À l'aveugle
de Claudio Magris

critiqué par Tistou, le 10 octobre 2018
( - 68 ans)


La note:  étoiles
Dans un labyrinthe, les yeux bandés
Premier ouvrage, pour ma part, de Claudio Magris … et grosse interrogation. C’est toujours conçu ainsi un roman de Claudio Magris ? Je veux dire « aussi illisible » ?
Claudio Magris possède indéniablement l’art d’écrire (ou ses traducteurs Jean et Marie-Noëlle Pastureau, celui de bien traduire). C’est écrit très proprement, on perçoit sans doute aucun l’intelligence et la culture de l’auteur. Mais je ne suis pas persuadé qu’il soit conscient de l’effort qu’il demande à ses lecteurs dans cet ouvrage pour le suivre, conserver un minimum le fil de ses propos et, partant, l’intérêt de ce dont il nous parle. Kaléidoscope est certainement le terme le plus adapté s’agissant de ce roman !
C’est qu’en fait il s’agit, à la base, de la relation par un vieil homme placé dans un hôpital psychiatrique des évènements de sa vie à son psychiatre. Dans un joyeux désordre et un mélange des plus … perturbants. Mais comme en outre il se prend pour Jorgen Jorgensen, aventurier danois du XIXème siècle, qui finit déporté en Tasmanie après être intervenu en Islande, en Angleterre, Salvatore Cippico – le nom officiel ( ? mais rien n’est moins sûr !) de notre narrateur – reprend la biographie dudit Jorgen Jorgensen pour son propre compte, mélangeant allègrement périodes, personnages.
Il faut dire que Salvatore Cippico, le vieil homme en question, a connu bien des drames, entre déportation à Dachau, déportation par Tito au bagne de Goli Otok, dans la Croatie actuelle, l’île nue (comprendre sans arbres et sans eau) où les déportés étaient soumis à la soif permanente, aux humiliations incessantes voire aux tortures (entre « camarades » !!), exil en Tasmanie …

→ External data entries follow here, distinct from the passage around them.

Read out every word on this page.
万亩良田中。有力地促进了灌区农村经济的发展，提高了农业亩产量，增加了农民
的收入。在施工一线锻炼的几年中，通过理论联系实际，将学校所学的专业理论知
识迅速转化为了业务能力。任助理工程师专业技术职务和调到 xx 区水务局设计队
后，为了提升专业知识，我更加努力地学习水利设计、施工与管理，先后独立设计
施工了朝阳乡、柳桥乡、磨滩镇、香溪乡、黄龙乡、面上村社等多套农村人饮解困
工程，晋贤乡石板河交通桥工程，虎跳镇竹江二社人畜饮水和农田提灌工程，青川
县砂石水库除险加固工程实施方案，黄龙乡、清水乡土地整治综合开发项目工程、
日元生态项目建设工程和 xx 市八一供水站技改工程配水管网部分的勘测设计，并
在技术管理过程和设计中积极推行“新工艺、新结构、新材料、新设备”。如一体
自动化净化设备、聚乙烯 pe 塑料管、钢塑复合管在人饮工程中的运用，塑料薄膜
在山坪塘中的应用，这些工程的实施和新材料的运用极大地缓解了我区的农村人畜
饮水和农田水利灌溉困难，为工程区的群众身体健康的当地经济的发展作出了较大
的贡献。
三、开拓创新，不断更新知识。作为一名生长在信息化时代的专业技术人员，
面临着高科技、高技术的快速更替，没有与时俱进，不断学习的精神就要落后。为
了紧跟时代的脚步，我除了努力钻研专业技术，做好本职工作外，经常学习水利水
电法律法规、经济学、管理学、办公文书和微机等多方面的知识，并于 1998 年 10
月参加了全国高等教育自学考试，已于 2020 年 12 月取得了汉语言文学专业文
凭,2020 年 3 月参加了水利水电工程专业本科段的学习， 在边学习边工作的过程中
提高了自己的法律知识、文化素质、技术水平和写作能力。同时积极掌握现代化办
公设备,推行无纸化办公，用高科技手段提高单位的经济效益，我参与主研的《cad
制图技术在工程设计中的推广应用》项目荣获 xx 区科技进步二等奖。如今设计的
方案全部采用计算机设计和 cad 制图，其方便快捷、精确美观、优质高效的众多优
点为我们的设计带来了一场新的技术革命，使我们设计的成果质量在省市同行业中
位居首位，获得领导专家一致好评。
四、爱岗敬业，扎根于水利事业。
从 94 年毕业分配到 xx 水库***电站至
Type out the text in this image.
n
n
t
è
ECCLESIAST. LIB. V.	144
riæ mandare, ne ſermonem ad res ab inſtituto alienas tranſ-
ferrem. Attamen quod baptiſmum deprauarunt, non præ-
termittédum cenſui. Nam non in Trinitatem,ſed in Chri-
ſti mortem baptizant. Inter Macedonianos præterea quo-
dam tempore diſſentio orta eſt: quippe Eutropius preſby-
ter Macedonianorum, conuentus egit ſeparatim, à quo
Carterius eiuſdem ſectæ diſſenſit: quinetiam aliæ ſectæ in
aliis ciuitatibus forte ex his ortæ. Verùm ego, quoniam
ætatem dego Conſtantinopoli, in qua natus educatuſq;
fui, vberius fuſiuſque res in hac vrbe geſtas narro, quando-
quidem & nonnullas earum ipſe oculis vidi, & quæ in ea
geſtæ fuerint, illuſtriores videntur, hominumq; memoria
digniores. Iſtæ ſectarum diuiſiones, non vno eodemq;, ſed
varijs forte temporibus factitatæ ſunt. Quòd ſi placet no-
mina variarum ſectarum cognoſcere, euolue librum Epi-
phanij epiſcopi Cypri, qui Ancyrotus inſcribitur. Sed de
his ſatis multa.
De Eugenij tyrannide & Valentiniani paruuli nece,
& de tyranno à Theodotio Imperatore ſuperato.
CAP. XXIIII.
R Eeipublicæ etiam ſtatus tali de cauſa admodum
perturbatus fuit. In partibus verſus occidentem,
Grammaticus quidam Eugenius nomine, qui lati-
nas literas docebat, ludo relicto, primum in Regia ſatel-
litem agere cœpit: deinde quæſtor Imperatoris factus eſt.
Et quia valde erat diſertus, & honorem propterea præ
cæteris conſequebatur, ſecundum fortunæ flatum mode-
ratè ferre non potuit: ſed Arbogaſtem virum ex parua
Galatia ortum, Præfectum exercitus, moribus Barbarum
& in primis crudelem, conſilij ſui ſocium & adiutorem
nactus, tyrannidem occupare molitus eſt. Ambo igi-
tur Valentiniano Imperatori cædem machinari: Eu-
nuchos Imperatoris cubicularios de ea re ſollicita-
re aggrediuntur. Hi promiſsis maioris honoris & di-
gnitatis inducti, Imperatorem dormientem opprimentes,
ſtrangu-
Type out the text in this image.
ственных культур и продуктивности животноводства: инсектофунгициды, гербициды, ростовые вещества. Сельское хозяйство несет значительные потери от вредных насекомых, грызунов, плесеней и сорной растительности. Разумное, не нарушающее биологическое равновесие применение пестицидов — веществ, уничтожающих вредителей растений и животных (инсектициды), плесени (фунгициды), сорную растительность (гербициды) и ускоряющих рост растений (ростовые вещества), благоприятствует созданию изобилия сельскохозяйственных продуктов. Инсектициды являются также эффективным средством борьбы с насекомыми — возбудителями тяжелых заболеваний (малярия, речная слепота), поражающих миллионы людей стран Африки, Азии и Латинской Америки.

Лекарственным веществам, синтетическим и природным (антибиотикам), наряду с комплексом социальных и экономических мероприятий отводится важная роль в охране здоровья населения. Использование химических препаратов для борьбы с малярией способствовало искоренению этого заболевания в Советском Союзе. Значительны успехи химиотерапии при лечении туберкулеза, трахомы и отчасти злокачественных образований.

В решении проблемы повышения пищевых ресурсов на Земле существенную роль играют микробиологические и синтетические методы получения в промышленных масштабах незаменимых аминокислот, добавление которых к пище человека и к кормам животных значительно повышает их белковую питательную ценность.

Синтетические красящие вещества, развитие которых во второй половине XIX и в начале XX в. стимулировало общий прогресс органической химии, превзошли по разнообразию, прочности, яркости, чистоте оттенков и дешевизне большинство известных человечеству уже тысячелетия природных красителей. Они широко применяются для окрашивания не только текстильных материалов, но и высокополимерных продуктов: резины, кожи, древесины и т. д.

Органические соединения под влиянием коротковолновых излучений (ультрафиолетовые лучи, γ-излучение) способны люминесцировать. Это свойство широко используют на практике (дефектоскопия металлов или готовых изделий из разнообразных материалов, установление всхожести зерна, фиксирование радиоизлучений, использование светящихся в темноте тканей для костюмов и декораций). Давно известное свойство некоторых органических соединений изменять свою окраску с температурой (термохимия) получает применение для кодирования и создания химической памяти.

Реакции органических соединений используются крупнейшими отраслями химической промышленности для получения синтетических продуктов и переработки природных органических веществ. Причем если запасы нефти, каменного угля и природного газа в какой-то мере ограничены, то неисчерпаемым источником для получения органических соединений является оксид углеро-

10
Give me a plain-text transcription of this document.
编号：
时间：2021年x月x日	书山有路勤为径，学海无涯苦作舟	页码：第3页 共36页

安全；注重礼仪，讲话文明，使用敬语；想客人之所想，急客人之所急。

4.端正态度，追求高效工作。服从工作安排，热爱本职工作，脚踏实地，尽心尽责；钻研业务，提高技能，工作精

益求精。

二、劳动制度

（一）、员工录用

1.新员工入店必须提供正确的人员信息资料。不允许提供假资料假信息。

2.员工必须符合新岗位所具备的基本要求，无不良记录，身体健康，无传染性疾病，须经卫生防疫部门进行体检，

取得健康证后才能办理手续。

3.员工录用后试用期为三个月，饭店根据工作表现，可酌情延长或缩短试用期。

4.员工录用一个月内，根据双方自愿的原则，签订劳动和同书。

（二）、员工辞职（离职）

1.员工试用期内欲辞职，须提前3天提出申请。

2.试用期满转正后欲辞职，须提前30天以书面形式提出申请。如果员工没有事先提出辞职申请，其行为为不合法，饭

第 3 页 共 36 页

Ca fait beaucoup de « vies » différentes. Si vous y rajoutez celle Jorge Jorgensen, que vous mettez dans un mixeur et que vous mettez sur papier après agitation sérieuse …
C’est proprement imbuvable et je m’auto-décerne la médaille de la ténacité pour être allé jusqu’au bout de ce pavé rébarbatif. Pavé ? Pas vraiment en fait ; 438 pages, mais 438 pages de souffrance à tenter trop régulièrement d’essayer de comprendre qui parle, de quoi et quand.
La complexité pour la complexité n’est pas chose aimable. Pour ma part, je n’aime pas.